Plotseling lig ik onder aan de trap. Hoe lig ik in vredesnaam en waar zijn mijn benen? Ik zit helemaal klem. Rug tegen de muur, kin op de borst gedrukt, mijn linkerarm vastgeklemd tussen mijn lichaam en de kamerdeur. Alleen mijn rechterarm is vrij. Ik zoek mijn benen. Ze liggen boven mij, gestrekt langs de trapspijl. Maar ik kom niet los. Wat ik ook doe. Dan voel ik het leven uit mijn benen verdwijnen. Ze lopen als het ware leeg. Dit is niet goed!

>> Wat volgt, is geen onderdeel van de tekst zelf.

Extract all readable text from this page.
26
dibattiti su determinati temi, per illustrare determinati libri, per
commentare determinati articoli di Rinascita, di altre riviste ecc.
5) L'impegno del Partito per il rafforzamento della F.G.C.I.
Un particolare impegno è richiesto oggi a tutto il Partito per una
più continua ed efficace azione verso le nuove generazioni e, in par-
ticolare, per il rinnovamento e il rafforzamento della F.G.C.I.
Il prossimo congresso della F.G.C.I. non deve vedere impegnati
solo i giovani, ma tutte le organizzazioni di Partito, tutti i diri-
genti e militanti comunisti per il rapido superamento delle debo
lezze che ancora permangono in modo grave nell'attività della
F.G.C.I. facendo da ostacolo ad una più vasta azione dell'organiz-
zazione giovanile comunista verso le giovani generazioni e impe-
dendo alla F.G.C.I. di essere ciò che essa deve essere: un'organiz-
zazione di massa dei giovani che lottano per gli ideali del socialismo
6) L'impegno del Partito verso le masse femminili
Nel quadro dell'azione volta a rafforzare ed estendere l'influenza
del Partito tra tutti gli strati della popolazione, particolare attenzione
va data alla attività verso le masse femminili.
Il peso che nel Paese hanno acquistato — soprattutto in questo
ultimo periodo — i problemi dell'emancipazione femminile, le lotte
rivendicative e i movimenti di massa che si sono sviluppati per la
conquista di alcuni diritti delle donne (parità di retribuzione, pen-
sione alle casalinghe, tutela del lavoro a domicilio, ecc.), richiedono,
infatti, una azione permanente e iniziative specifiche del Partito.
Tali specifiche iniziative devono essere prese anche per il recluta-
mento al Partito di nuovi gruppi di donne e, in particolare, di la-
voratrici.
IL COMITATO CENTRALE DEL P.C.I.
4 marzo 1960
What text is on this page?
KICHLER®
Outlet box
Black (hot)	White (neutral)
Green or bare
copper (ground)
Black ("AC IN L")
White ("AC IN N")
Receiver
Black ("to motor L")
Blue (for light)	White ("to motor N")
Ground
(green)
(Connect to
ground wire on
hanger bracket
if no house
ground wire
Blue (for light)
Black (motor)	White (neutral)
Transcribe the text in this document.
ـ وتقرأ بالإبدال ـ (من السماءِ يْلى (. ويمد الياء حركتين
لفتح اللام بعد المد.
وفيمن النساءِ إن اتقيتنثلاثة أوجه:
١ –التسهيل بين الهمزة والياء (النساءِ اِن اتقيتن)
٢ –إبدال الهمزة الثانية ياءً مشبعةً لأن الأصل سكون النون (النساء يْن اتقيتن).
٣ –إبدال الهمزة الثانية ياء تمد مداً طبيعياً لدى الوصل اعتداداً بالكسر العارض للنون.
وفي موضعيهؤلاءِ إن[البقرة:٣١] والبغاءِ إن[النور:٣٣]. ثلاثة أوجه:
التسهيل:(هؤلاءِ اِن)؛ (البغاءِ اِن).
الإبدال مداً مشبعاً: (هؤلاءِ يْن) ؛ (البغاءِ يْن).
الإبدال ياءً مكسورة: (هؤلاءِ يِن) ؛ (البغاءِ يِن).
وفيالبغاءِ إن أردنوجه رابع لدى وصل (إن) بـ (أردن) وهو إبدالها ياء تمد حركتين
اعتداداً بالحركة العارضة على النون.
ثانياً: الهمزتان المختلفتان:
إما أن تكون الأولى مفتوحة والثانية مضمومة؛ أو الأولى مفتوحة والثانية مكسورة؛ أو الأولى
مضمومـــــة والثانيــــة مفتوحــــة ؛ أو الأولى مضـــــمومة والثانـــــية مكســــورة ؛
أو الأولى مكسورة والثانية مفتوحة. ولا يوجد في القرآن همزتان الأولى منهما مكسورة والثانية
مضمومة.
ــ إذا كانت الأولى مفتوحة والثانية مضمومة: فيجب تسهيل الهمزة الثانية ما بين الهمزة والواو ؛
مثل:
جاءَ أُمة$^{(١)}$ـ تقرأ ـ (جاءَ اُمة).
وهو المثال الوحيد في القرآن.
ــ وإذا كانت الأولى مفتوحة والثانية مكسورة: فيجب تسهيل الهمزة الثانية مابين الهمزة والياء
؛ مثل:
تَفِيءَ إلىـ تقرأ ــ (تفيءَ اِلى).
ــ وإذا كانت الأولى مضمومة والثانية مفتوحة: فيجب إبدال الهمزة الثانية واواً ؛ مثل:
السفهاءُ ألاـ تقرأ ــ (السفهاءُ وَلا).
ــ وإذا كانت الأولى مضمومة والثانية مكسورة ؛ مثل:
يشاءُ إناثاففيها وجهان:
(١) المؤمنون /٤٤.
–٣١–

Hulp moet ik hebben. Ik begin te roepen. Door mijn houding klinkt mijn stem gedempt. Horen mijn buren dit wel? Met mijn rechterarm mep ik tegen de tussenmuur naar mijn buren. Tijd verstrijkt maar geen reactie. Hoe lang lig ik hier nu al? Ik begin bang te worden. In de ochtend moeten ze me toch horen?

Boven hoor ik mijn wekkerradio. Het moet kwart over zeven zijn. Bij mijn buren hoor ik gestommel. Met nieuwe energie klop ik en roep. Na een tijdje nog niks. Mijn geliefde komt pas morgenavond. Moet ik nog een volle dag, een nacht en nog een dag zo blijven liggen? Houd mijn lichaam dit vol? Straks ga ik dood. Ga ik hier heel lullig dood!

Ik was wat weggezakt maar hoor ineens de deurbel. Schreeuwen! Kloppen! Geen reactie. Even later haastige voetstappen om het huis. Geroep over de schutting. Ik roep terug. Dan gekraak. De schuttingpoort wordt ingetrapt. Vanachter de gesloten buitendeur verstaat mijn buurman mij nu. Geschrokken belt hij 112. Even later ben ik gered. Hoewel gered? ‘Lijkt een gebroken nek,’ sombert de ambulancezuster naast mij.